After the article, it seemed like we were fighting everything imaginable. The rest of the Series was one big train wreck for us. If it could go the Yankees’ way, it did. We couldn’t catch a break, let alone a foul ball, to save our lives. Here is a short—and incomplete—list of “random” occurrences that conspired against us in the next five days:

Accidental umpire interference: Through five innings of Game Four, we’re up 6–0. In the sixth, right field umpire Tim Welke inexplicably impedes right fielder Jermaine Dye as he charges in to snatch what appears to be an otherwise routine foul ball popped up beyond the first base line. The ball hits the deck. The batter, a certain Derek Jeter, gets a second chance at the plate and singles, touching off a three-run Yankee rally. The score after the sixth: Braves 6, Yankees 3.

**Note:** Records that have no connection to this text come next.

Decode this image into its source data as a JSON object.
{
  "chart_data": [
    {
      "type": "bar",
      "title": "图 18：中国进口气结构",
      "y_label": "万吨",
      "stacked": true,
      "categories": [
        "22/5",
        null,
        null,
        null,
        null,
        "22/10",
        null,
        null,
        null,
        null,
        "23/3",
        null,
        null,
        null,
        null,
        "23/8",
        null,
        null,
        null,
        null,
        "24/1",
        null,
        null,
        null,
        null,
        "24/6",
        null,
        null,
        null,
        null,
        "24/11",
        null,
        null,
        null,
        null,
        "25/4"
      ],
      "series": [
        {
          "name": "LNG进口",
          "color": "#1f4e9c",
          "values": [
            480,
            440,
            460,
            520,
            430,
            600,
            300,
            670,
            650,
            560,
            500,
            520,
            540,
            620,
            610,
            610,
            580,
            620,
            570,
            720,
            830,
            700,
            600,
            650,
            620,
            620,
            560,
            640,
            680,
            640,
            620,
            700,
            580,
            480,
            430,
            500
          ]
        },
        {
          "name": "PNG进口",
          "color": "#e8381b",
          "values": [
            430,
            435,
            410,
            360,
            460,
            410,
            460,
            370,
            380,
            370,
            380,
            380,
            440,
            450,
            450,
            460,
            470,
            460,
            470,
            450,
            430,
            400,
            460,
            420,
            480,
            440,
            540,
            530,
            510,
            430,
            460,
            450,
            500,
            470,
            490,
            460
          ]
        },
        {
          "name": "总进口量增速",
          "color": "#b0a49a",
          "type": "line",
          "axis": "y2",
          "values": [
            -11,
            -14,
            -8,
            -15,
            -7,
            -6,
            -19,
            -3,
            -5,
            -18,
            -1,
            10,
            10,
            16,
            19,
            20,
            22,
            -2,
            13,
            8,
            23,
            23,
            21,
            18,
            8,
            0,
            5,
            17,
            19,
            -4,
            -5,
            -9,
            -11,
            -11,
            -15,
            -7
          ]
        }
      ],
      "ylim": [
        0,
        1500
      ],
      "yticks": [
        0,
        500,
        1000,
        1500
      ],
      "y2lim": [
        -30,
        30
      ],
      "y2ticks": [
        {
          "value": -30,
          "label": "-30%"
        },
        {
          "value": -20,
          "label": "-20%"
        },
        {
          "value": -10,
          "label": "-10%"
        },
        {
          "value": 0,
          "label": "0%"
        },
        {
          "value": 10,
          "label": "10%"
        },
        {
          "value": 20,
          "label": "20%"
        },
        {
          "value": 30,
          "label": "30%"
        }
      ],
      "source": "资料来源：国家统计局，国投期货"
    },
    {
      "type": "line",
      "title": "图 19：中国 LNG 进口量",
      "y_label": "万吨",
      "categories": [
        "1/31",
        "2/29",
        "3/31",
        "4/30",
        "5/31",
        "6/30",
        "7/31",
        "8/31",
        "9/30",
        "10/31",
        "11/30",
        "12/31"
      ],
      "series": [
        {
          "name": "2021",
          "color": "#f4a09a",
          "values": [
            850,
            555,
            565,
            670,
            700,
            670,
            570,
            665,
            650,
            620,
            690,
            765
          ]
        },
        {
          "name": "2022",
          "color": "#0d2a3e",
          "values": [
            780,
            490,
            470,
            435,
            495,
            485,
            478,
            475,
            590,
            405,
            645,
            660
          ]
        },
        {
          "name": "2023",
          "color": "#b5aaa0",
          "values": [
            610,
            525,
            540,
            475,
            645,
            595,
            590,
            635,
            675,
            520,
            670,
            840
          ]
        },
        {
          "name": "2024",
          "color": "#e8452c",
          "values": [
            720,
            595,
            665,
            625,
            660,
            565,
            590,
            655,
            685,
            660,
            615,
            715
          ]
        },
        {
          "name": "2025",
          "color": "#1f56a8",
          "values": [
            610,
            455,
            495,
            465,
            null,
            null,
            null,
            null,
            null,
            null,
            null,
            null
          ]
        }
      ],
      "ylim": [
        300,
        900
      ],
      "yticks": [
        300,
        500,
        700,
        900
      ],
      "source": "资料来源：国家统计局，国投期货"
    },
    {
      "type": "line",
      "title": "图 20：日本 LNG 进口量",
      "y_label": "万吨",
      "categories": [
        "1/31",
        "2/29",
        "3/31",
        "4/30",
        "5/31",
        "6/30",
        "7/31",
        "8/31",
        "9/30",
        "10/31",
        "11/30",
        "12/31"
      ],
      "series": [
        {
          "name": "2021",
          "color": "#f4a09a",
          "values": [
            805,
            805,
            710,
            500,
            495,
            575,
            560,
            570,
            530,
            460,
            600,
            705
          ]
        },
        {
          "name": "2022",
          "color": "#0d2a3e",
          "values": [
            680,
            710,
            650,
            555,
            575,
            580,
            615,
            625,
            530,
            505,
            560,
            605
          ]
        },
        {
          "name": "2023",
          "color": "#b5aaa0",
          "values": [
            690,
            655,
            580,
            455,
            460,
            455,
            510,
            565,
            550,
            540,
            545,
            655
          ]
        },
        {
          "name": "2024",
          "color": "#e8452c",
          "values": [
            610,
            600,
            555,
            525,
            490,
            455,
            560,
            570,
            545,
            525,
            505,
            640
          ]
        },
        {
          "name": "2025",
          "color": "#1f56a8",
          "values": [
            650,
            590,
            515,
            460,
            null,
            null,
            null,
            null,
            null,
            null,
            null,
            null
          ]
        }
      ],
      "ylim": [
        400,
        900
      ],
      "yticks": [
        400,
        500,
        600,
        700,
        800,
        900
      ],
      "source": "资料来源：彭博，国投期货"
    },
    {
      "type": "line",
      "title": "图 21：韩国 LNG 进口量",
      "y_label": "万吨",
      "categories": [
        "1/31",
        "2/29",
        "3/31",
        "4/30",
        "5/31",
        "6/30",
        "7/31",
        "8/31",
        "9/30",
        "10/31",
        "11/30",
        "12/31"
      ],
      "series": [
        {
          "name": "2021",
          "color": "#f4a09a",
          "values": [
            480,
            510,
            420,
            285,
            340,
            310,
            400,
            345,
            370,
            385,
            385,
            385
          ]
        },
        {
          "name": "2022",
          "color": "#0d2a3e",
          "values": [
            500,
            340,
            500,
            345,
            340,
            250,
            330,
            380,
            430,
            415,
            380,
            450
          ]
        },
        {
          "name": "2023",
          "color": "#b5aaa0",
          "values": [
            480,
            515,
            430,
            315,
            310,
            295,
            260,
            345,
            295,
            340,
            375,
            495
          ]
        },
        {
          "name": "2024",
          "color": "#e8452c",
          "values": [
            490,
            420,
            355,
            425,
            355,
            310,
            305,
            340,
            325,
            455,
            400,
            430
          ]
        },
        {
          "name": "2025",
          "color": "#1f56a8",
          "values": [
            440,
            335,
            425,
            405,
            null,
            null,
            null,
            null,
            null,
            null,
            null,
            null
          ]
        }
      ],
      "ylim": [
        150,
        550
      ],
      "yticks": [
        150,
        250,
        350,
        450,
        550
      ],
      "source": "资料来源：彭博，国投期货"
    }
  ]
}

Some guy named Leyritz: Later in the eighth, Rafael Belliard muffs what appears to be a routine double-play ball, only managing to get the runner out at second. With one out and two on, the stage is set for a rally, but the next batter due up, Jim Leyritz, a defensive sub brought in for Yankee catcher Joe Girardi in the sixth, doesn’t seem to be a likely hero. Leyritz improbably delivers with a three-run home run, tying the game at 6–6 and bringing the Yankees back to life in the game and in the Series. It was later reported that Leyritz, not expecting to play, had spent most of the game in the Yankee weight room.

No earned runs allowed, we still lose: Game Five. I pitch eight innings, strike out ten, throw 135 pitches, allow one unearned run, and still get the loss. The Yankees score their one and only run in the fourth, assisted by an error by center fielder Marquis Grissom. What should have been out number one results in Charlie Hayes on second, in scoring position. Two batters later, he scores. It was another error that would lead to yet another Yankee win.

Win one for Frank Torre: In between Games Five and Six, Frank Torre, big brother of Yankees manager Joe Torre, suddenly undergoes successful heart-transplant surgery, after waiting three months for a donor. He recovers enough to be able to watch Game Six from his hospital bed. The Yankees, obviously supportive of their manager and his family, are supplied with yet another reason to play hard.

On October 21, we appeared to be on a collision course with destiny in the form of repeat titles. Five days later, we had somehow lost the World Series and destiny belonged to the Yankees. Their incredible win was our incredible loss. Not only did we lose another championship, we lost the foundation of the team that had gotten us to the World Series four out of the last six years. If we had won, would our general manager have gone in another direction and been able to keep the likes of David Justice, Marquis Grissom, Terry Pendleton, Jermaine Dye, and Steve Avery? That’s the kind of thing we’ll never know. What we do know is what did happen. The Yankees went on to dominate, even today. Meanwhile, the Braves are still chasing their first winning World Series game since 1996.

Maybe to some people it sounds like we Atlanta Braves fans are crying in our spilled milk, but the fact is we were so close, it’s so hard to explain. It doesn’t make any sense, but the reality is a hit here, a pitch here, a run here, and I’m not writing a chapter about why there was only one ring. It’s like I said earlier: Baseball is a beautiful game, but it can also be brutally heartbreaking.